I was interested in what she was going to say this time around.  Well, first she told audiences that the Prop C vote wouldn't change the inevitable.  McCaskill may be right about the ineffectiveness of Proposition C, because federal law can always trump state law.  The best hope for opponents is in the District Court system, where many cases question the constitutionality of the federal law.

But then she told audiences her vote in favor of the PPACA was difficult and unpopular, but necessary.  From the Kansas City Star article:

"It's hard to get anything done without making some people mad," she said. "Overall, as time goes on, and people learn how this bill will be implemented, and learn that what they've heard is not true in regards to parts of this bill ... I believe it will become more and more accepted by the people I work for."
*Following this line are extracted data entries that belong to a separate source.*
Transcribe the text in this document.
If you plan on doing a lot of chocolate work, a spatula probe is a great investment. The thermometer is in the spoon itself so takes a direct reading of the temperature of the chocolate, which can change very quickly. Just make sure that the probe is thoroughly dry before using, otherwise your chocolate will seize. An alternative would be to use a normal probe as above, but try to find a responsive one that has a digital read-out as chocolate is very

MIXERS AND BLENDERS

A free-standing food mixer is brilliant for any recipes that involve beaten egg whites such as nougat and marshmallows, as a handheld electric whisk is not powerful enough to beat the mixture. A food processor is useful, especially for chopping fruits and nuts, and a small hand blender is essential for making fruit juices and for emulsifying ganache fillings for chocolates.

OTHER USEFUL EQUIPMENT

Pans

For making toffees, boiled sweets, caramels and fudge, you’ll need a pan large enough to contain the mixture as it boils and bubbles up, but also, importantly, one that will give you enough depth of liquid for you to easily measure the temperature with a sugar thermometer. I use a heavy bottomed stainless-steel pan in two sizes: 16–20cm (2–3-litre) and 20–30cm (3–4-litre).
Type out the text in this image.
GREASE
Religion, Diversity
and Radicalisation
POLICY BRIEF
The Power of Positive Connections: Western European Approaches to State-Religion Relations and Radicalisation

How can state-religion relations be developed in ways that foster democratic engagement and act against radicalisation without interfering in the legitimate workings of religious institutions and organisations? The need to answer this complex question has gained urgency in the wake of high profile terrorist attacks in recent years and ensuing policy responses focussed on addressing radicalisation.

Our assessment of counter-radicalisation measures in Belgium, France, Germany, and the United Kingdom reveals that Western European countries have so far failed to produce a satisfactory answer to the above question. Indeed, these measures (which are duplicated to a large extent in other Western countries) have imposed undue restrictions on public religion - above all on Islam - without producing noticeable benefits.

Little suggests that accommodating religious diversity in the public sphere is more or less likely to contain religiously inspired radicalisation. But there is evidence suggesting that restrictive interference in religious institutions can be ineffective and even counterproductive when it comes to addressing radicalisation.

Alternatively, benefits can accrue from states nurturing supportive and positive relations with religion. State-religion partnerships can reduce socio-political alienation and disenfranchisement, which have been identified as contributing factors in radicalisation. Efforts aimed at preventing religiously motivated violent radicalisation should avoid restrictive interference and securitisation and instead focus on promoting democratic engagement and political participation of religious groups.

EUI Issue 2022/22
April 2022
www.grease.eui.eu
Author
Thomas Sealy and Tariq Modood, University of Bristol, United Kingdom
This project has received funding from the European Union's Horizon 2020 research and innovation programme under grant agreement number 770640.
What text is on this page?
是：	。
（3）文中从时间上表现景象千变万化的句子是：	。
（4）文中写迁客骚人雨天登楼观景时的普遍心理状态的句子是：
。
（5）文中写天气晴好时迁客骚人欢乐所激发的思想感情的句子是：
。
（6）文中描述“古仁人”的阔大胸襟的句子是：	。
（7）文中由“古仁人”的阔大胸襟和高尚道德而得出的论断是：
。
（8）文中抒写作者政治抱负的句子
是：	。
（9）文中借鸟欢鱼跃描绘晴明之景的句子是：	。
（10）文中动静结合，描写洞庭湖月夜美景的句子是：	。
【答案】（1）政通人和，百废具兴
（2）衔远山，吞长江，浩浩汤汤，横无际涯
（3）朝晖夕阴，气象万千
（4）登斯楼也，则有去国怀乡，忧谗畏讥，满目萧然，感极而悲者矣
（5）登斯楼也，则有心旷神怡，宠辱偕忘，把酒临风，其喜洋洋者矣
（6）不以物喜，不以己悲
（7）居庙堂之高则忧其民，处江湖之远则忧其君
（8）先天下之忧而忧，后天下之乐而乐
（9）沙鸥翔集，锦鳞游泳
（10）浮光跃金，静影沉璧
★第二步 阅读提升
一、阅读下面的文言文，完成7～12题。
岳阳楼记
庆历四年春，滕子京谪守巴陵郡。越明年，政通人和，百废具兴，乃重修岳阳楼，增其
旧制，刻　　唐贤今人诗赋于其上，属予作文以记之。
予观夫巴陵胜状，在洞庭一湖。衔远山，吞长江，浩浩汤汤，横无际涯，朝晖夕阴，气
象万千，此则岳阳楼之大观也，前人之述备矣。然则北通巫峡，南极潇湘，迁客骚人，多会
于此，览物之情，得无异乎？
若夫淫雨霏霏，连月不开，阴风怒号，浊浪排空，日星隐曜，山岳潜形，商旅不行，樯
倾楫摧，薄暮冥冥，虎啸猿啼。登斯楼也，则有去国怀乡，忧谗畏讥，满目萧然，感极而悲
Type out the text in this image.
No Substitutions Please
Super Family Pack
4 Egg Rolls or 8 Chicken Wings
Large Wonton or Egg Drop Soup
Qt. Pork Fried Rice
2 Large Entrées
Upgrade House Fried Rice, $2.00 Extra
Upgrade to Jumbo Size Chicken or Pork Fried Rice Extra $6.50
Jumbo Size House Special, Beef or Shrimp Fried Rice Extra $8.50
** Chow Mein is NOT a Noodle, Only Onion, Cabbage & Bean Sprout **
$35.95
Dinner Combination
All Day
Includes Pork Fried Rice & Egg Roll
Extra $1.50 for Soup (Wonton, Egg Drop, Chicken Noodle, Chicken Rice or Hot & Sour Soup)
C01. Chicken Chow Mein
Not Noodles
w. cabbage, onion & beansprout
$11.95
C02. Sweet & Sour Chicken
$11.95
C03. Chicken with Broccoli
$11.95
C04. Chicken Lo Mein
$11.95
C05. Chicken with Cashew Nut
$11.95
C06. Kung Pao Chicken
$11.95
I've already written about how more knowledge about the bill doesn't make it more popular.  In an August 9 poll, 55% of Americans favored repealing the Act - despite the massive PR campaign launched by the White House to defend and explain the reform.  Congressmen and women who supported the PPACA and voted for it should stop wasting time and energy on trying to sell it to constituents.  Instead, they should do their jobs as public servants and listen to the majority of Americans who want them to sign a Discharge Petition for repeal. 

I liked this comment from forum participant Kerry Blevins of Knob Noster, Mo.  He voted in favor of Prop C:

 "The rest of the country was looking at us. I don't think it will stop in Missouri."